Although Gås-Anders made his living by working as a day labourer at the farms around Björklige, he was known as a poor worker who usually brought his fiddle with him and played rather than worked. As a spelman he was very popular and extremely skilled, and it was said that nobody could sit still when he played dancing music – not even he himself. As he played he would jump around, dancing on chairs and tables. Rumour had it that Näcken had taught him to play, signing a contract in blood on human bones from the churchyard. According to the stories, Gås-Anders played the polska he had learnt from Näcken on his death bed, after which all four strings on his fiddle broke and he was able to die in peace. Another story had it that Gås-Anders's wife once put a Bible on top of his fiddle, and after that it would never stay tuned.

Gås-Anders left a legacy of folk music, upwards of 150 different melodies; both tunes he himself had written and those he had learnt from other fiddlers.

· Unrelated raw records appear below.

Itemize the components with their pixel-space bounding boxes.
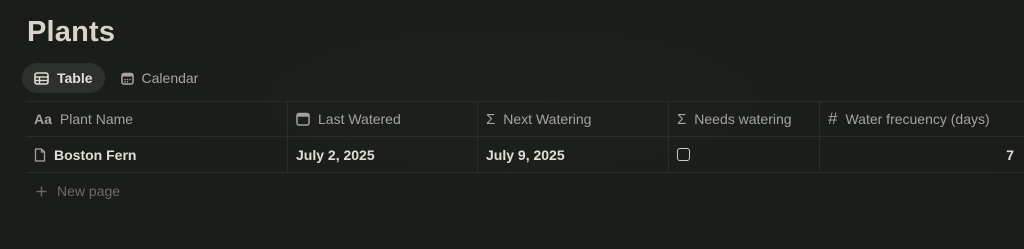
column-header-water-frequency[interactable]: # Water frecuency (days) [820, 102, 1024, 136]
tab-table-label: Table [57, 70, 93, 86]
column-header-needs-watering[interactable]: Σ Needs watering [669, 102, 820, 136]
next-watering-value: July 9, 2025 [486, 146, 565, 163]
plant-name-value: Boston Fern [54, 146, 137, 163]
view-tabs: Table Calendar [22, 63, 210, 93]
formula-icon: Σ [486, 110, 496, 128]
column-header-label: Needs watering [694, 111, 792, 127]
cell-next-watering[interactable]: July 9, 2025 [478, 137, 669, 172]
needs-watering-checkbox[interactable] [677, 148, 690, 161]
water-frequency-value: 7 [1006, 146, 1014, 163]
tab-table[interactable]: Table [22, 63, 105, 93]
plus-icon [36, 186, 47, 197]
column-header-next-watering[interactable]: Σ Next Watering [478, 102, 669, 136]
calendar-icon [296, 112, 310, 126]
cell-needs-watering[interactable] [669, 137, 820, 172]
table-row[interactable]: Boston Fern July 2, 2025 July 9, 2025 7 [26, 137, 1024, 173]
page-title: Plants [27, 16, 116, 48]
column-header-label: Plant Name [59, 111, 134, 127]
new-page-label: New page [57, 183, 121, 199]
column-header-plant-name[interactable]: Aa Plant Name [26, 102, 288, 136]
table-icon [34, 71, 49, 85]
column-header-label: Water frecuency (days) [845, 111, 990, 127]
last-watered-value: July 2, 2025 [296, 146, 375, 163]
column-header-label: Last Watered [318, 111, 401, 127]
new-page-button[interactable]: New page [26, 173, 1024, 209]
calendar-icon [120, 72, 134, 85]
page-icon [34, 147, 46, 162]
tab-calendar-label: Calendar [141, 70, 199, 86]
column-header-last-watered[interactable]: Last Watered [288, 102, 478, 136]
number-icon: # [828, 109, 838, 128]
cell-last-watered[interactable]: July 2, 2025 [288, 137, 478, 172]
tab-calendar[interactable]: Calendar [109, 63, 211, 93]
column-header-label: Next Watering [503, 111, 592, 127]
table-header-row: Aa Plant Name Last Watered Σ Next Wateri… [26, 101, 1024, 137]
plants-table: Aa Plant Name Last Watered Σ Next Wateri… [26, 101, 1024, 209]
cell-plant-name[interactable]: Boston Fern [26, 137, 288, 172]
page: Plants Table Calendar Aa Plant Name Last… [0, 0, 1024, 249]
text-property-icon: Aa [34, 111, 52, 127]
cell-water-frequency[interactable]: 7 [820, 137, 1024, 172]
formula-icon: Σ [677, 110, 687, 128]
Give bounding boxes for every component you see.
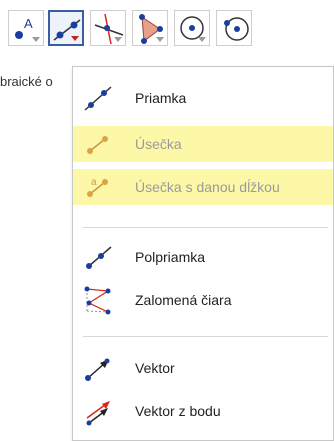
menu-separator bbox=[83, 227, 328, 228]
menu-item-label: Úsečka bbox=[135, 136, 182, 152]
circle-partial-icon bbox=[224, 17, 249, 41]
menu-item-label: Vektor z bodu bbox=[135, 403, 221, 419]
menu-item-label: Úsečka s danou dĺžkou bbox=[135, 179, 280, 195]
polygon-tool-button[interactable] bbox=[132, 10, 168, 46]
circle-tool-button[interactable] bbox=[174, 10, 210, 46]
segment-icon bbox=[87, 136, 108, 154]
menu-item-zalomena-ciara[interactable]: Zalomená čiara bbox=[73, 282, 333, 318]
menu-item-vektor-z-bodu[interactable]: Vektor z bodu bbox=[73, 393, 333, 429]
menu-item-priamka[interactable]: Priamka bbox=[73, 80, 333, 116]
line-tool-button[interactable] bbox=[48, 10, 84, 46]
menu-item-label: Zalomená čiara bbox=[135, 292, 232, 308]
dropdown-caret-icon bbox=[156, 37, 164, 42]
menu-item-usecka[interactable]: Úsečka bbox=[73, 126, 333, 162]
point-label-text: A bbox=[24, 16, 33, 31]
menu-separator bbox=[83, 336, 328, 337]
circle-points-tool-button[interactable] bbox=[216, 10, 252, 46]
vector-icon bbox=[85, 358, 110, 381]
dropdown-caret-icon bbox=[32, 37, 40, 42]
point-tool-button[interactable]: A bbox=[8, 10, 44, 46]
segment-fixed-length-icon: a bbox=[87, 177, 108, 197]
ray-icon bbox=[86, 246, 112, 269]
line-through-two-points-icon bbox=[84, 86, 112, 111]
line-icon bbox=[53, 19, 81, 41]
menu-item-label: Vektor bbox=[135, 360, 175, 376]
tool-dropdown-menu: Priamka Úsečka a Úsečka s danou dĺžkou P… bbox=[72, 66, 334, 441]
view-tab-label-left[interactable]: braické o bbox=[0, 74, 53, 89]
dropdown-caret-icon bbox=[198, 37, 206, 42]
dropdown-caret-icon bbox=[71, 36, 79, 41]
perpendicular-tool-button[interactable] bbox=[90, 10, 126, 46]
dropdown-caret-icon bbox=[114, 37, 122, 42]
menu-item-polpriamka[interactable]: Polpriamka bbox=[73, 239, 333, 275]
segment-length-letter: a bbox=[91, 177, 97, 188]
menu-item-vektor[interactable]: Vektor bbox=[73, 350, 333, 386]
menu-item-usecka-s-danou-dlzkou[interactable]: a Úsečka s danou dĺžkou bbox=[73, 169, 333, 205]
menu-item-label: Priamka bbox=[135, 90, 187, 106]
polyline-icon bbox=[84, 286, 111, 315]
menu-item-label: Polpriamka bbox=[135, 249, 206, 265]
vector-from-point-icon bbox=[86, 401, 110, 426]
toolbar: A bbox=[0, 0, 334, 64]
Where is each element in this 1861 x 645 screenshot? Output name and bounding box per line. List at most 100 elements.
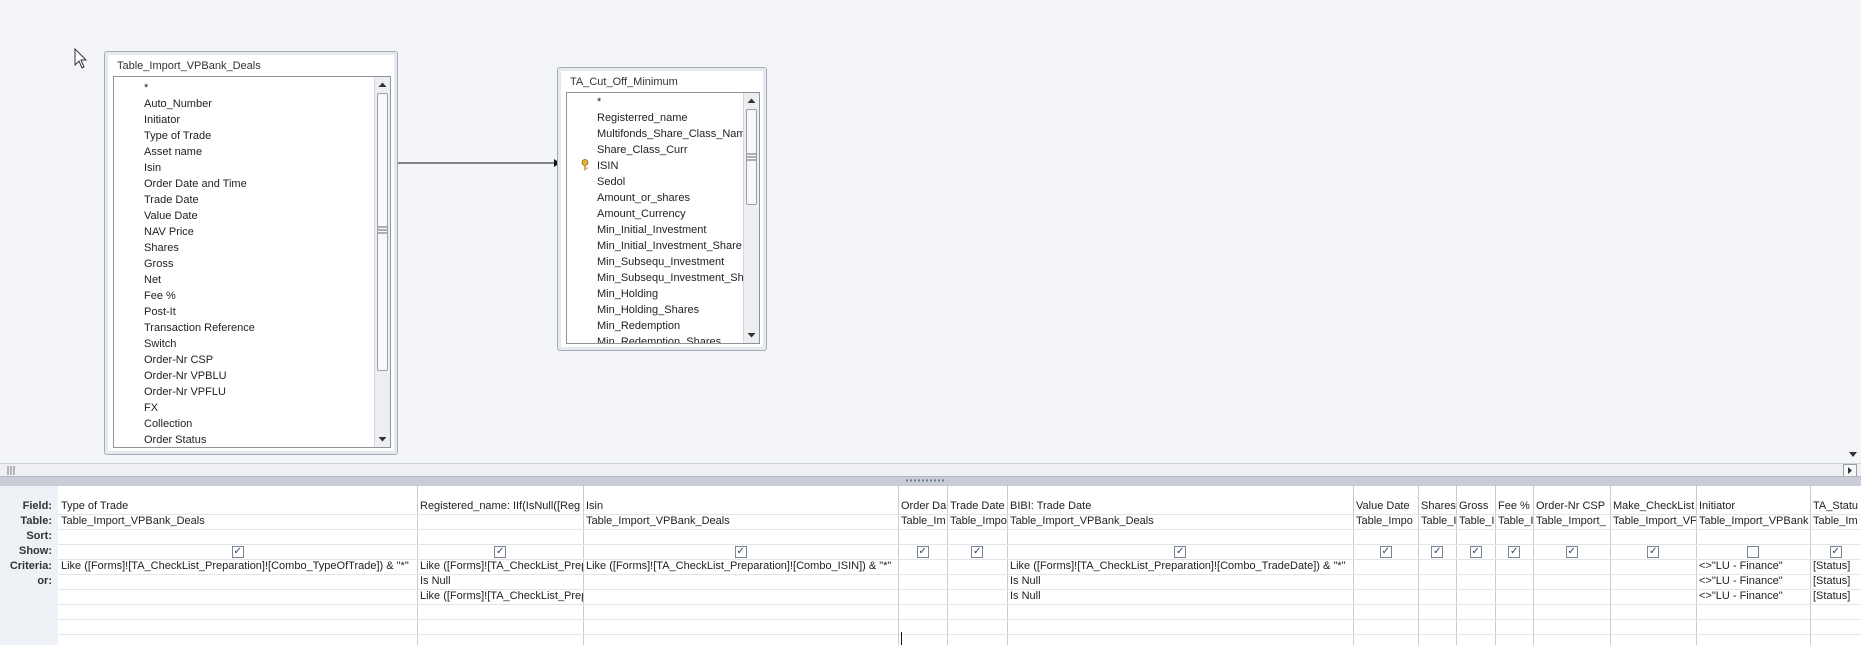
field-list-item[interactable]: Order Date and Time xyxy=(114,176,375,192)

Most of the tunes are eighth-note polskas. Since fiddlers at the time played by ear, not from written music (something which is true for traditional folk musicians today as well), much of Gås-Anders's music was never saved for posterity. Towards the end of his life he got rather deaf and had to bring a helper to tune his fiddle, but he kept playing at weddings and dances up until the final years of his life. He was a poor man when he died, and was buried in the communal part of the churchyard in Björklinge. The exact location of his grave in the churchyard is unknown.

In 1944, a statue of Gås-Anders, created by the sculptor Bror Hjorth, was erected next to Björklinge church.